Robert Keeley is the former electronics teacher who came to prominence in the early 2000s via his tone-improving modifications to famous pedals, notably the Ibanez Tube Screamer. Keeley's ambition for the Luna is bigger than his previous offerings, stating that it's "the sum of my ideas and thoughts on overdrive and distortion," aiming to offer "endless tonal possibilities".
Thus, between the op-amp-driven input stage (as found on early Tube Screamers) and discrete FET output stage, you get a modified Baxandall tone circuit, via separate bass and treble pots.
Their position not only has a huge effect on the perceived midrange response, but also affects the character and level of the drive significantly.
You also get 'lo' and 'hi' modes courtesy of the mini toggle switch and, just for the record, true-bypass switching.

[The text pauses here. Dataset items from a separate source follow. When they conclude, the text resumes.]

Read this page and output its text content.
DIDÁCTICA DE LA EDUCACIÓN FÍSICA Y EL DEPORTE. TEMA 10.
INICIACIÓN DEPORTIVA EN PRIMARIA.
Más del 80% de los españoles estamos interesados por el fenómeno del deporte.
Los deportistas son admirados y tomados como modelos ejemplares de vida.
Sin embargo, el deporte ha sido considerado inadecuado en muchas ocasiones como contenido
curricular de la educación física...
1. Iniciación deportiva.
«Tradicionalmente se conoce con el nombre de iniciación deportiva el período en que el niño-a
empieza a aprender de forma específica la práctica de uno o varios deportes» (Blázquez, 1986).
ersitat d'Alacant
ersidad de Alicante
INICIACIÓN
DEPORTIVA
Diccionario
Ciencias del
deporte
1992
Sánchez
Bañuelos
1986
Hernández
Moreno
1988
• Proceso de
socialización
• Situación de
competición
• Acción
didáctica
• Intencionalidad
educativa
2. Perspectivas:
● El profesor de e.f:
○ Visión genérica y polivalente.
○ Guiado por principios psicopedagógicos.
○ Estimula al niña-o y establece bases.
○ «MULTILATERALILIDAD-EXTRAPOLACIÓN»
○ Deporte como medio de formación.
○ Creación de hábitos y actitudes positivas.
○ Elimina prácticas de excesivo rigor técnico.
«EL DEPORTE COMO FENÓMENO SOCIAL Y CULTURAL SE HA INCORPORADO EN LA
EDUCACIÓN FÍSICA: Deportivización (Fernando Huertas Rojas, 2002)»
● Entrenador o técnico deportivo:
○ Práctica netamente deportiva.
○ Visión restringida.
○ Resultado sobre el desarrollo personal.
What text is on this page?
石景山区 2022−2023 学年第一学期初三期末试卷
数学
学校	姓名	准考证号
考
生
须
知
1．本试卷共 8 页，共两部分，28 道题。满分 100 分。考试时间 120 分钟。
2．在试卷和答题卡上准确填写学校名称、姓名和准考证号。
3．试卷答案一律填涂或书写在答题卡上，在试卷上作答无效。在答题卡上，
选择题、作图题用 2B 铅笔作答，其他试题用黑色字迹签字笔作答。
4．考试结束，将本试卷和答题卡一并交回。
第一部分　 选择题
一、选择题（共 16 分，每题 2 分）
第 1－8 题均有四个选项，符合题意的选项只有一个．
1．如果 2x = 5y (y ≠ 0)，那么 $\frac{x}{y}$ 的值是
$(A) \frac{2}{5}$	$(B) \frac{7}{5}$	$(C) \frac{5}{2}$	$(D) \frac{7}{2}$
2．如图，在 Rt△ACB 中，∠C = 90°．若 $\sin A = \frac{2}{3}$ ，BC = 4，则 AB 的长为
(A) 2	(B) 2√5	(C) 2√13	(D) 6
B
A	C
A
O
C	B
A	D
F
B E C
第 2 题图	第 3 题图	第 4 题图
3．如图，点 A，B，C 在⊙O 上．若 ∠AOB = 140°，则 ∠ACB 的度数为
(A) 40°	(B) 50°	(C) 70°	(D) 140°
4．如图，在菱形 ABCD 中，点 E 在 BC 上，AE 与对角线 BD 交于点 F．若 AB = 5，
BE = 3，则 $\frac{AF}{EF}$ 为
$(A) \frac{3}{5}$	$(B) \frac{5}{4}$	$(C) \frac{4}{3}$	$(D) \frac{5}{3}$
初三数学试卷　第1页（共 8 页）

With a Keeley 'Mod Plus' TS-808 on hand for a direct A/B, the Luna can approximate those mid-rich TS-type tones, but there's so much more, including immense level that can force your amp's input stage into submission.
The dual EQ offers huge potential for tonal shaping, not to mention the character of the gain, which ranges from softer and smoother, through to more edgy distortion with an almost fuzzy quality at times.
It's that extra edge that makes the Luna really compelling, adding a little vintage Marshall-type grit to a predominantly Fender-type setup; we'd play Hendrix, Eric Johnson and Michael Landau stuff using this pedal all day. Try it with an SG, too: heaven.
The Luna will certainly appeal to those of a more rocking bent. There are a bewildering number of 'boutique' effects brands, so it's with some sense of relief we find Robert Keeley still evolving, still making superb pedals.